File picture: Antoine de Ras/African News Agency (ANA)

Cape Town – Eskom chief operating officer Jan Oberholzer has warned that load shedding could continue for the rest of the week.

He said Eskom would assess the situation during the course of the day and update consumers accordingly.

The power utility announced earlier today that it would be implementing  Stage 2 load shedding from 9am, with outages likely to continue until 11pm.

The City of Cape Town said its "customers will be on Stage 1 from 10:00. Be energy wise and switch off your geyser, pool pump and aircon". 

Eskom has blamed Wednesday's power constraints on a broken coal conveyor belt at the Medupi power station in Limpopo, which cut its power output by half.

In addition to the problems at the Medupi power station, five electricity generating units are unavailable due to boiler tube leaks. 

Eskom also blamed outages on delays in the return to service of units that were on planned maintenance and said it is struggling with a limited diesel supply.

Oberholzer said the structural damage at Medupi, which would take until the end of the month to repair, had reduced Medupi's output by a third.

"At this stage we simply do not know what has happened. We do not believe that it is sabotage or old age as the power station and the belts are relatively new," Oberholzer told TimesLive.

"The mechanical teams will have to determine exactly what happened. The problems look as though they were at the pulley systems which saw the belts wrap around the pulleys."

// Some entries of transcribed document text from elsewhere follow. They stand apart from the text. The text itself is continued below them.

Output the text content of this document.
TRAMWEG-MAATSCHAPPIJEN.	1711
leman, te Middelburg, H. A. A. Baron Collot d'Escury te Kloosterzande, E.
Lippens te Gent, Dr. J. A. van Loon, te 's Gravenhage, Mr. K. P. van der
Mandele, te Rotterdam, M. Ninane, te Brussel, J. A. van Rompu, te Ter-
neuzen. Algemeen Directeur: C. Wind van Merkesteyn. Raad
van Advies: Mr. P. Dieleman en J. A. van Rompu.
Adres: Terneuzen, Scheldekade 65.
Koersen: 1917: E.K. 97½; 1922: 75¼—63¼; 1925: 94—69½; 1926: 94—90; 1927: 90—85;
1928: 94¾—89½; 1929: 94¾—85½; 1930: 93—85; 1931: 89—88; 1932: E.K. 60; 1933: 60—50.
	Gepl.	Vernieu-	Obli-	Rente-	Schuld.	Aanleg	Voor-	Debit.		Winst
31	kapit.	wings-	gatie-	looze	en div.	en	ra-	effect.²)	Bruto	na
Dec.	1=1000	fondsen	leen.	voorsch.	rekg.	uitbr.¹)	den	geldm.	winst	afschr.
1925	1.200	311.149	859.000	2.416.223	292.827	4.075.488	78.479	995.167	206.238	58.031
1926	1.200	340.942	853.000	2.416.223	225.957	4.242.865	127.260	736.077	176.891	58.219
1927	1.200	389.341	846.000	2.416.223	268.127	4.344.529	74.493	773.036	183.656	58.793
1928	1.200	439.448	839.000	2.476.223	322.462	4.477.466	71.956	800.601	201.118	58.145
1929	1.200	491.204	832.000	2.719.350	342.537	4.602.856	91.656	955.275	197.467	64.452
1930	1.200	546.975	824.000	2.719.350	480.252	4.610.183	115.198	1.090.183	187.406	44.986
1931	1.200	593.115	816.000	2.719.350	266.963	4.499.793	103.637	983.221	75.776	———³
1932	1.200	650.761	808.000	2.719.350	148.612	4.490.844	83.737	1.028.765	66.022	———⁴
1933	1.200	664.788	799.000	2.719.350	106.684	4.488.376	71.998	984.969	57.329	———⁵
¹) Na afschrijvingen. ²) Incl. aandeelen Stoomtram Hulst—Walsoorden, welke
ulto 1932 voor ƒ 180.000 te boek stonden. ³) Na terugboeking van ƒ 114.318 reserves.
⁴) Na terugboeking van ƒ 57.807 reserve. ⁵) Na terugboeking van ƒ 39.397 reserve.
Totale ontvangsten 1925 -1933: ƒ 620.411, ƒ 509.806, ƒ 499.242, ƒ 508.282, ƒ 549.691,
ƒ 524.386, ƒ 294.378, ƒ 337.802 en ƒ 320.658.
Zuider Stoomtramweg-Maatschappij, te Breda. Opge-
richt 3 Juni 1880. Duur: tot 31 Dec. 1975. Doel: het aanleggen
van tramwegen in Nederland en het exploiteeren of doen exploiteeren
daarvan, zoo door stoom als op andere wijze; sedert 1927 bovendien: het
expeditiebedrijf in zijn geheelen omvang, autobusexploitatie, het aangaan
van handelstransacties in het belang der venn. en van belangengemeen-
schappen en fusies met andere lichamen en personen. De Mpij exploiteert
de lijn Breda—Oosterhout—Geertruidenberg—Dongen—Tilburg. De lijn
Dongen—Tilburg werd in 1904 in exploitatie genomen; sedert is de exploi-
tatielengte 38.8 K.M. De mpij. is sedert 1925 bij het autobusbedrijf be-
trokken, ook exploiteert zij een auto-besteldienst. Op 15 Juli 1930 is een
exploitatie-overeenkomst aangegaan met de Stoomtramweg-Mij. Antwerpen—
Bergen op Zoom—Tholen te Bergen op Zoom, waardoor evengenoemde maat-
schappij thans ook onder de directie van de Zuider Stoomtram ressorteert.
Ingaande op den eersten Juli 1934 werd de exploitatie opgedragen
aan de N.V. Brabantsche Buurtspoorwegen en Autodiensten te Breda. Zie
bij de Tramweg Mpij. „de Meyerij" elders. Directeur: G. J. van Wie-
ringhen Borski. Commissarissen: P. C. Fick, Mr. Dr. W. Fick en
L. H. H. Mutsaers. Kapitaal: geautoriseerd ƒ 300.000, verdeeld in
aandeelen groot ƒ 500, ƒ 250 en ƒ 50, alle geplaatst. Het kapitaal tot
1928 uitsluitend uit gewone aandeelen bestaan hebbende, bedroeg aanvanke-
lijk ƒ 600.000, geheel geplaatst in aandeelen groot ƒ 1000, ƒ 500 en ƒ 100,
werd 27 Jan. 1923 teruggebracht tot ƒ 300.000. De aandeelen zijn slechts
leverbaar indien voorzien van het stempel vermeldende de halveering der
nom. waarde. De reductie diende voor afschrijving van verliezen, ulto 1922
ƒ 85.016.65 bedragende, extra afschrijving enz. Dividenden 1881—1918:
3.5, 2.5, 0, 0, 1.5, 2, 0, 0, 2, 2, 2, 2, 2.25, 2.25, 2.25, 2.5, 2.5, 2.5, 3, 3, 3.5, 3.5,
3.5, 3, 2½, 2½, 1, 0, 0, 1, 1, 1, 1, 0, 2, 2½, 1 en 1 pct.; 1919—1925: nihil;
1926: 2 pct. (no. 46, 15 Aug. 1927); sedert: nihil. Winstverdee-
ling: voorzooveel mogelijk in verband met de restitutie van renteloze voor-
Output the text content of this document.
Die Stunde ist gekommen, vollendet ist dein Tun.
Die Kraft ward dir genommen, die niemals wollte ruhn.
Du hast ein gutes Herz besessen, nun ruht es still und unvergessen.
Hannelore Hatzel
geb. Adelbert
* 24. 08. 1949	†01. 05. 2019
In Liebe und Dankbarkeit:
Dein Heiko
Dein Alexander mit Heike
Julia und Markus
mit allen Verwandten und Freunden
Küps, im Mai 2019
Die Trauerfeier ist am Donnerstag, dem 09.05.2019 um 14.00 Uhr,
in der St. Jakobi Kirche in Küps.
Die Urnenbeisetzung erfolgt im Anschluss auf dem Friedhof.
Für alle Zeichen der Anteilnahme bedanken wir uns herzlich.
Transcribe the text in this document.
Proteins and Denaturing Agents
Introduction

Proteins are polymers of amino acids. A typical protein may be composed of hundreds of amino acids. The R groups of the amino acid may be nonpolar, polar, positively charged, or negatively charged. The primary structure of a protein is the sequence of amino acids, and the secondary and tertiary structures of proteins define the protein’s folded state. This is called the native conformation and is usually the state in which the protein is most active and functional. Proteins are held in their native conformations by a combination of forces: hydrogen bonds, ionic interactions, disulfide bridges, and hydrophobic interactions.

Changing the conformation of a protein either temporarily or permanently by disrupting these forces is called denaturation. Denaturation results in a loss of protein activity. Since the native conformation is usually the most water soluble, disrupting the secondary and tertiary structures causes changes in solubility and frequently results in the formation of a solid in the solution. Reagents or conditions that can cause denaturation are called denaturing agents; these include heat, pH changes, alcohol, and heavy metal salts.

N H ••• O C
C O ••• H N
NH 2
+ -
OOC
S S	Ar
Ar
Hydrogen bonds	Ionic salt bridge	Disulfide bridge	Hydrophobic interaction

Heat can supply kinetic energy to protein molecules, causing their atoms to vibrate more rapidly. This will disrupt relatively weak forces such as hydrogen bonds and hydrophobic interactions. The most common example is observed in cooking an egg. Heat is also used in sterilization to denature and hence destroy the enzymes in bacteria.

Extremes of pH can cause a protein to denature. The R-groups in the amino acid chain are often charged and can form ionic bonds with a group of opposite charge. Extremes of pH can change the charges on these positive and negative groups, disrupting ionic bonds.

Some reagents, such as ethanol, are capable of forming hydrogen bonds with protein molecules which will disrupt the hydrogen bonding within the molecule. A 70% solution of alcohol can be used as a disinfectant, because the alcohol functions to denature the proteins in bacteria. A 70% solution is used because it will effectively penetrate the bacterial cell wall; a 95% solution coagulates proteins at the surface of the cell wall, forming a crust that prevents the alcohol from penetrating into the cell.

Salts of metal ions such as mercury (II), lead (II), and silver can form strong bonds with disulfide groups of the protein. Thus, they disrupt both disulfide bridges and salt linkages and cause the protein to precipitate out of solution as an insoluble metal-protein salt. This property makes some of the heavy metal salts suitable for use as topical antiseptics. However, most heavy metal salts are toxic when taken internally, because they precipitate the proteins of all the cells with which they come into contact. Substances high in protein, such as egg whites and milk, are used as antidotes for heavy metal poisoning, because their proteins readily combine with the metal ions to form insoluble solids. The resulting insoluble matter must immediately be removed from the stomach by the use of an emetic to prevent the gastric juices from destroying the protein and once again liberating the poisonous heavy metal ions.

South Africa last experienced load shedding in March this year. Protracted outages could cost the country its last investment-grade credit rating from Moody’s, which will deliver its next assessment on November 1. 

Local Government, Environmental Affairs and Development Planning MEC Anton Bredell said: “We are aware of the ongoing pressure Eskom is under, accordingly the Western Cape disaster management centre has made every effort to put contingencies in place to deal with emergency situations where they may occur during episodes of load shedding. 

"The number to call in case of emergencies in the Western Cape is 112.”

Bredell has urged the public and businesses to reduce energy consumption as far as possible in order to assist Eskom in stabilising the system as fast as possible.

“Every little thing we turn off could make a difference in reducing demand and eliminating the need for load shedding.” 

An Eskom board member warned recently that the power utility's generation fleet was last month as low as 69%, which should be as high as 80%.

It had been predicted that the country would be vulnerable to load shedding from the end of August, when Eskom speeded up its plant  maintenance programme.

Eskom board member Nelisiwe Magubane cautioned that an acceleration in economic growth in South Africa could trigger power cuts.

Experts believed that Eskom had succeeded in avoiding load shedding for a couple of months due to a weak economy and that to manage the electricity supply efficiently, it had to ensure its plants are in good shape, regularly maintained and performing well.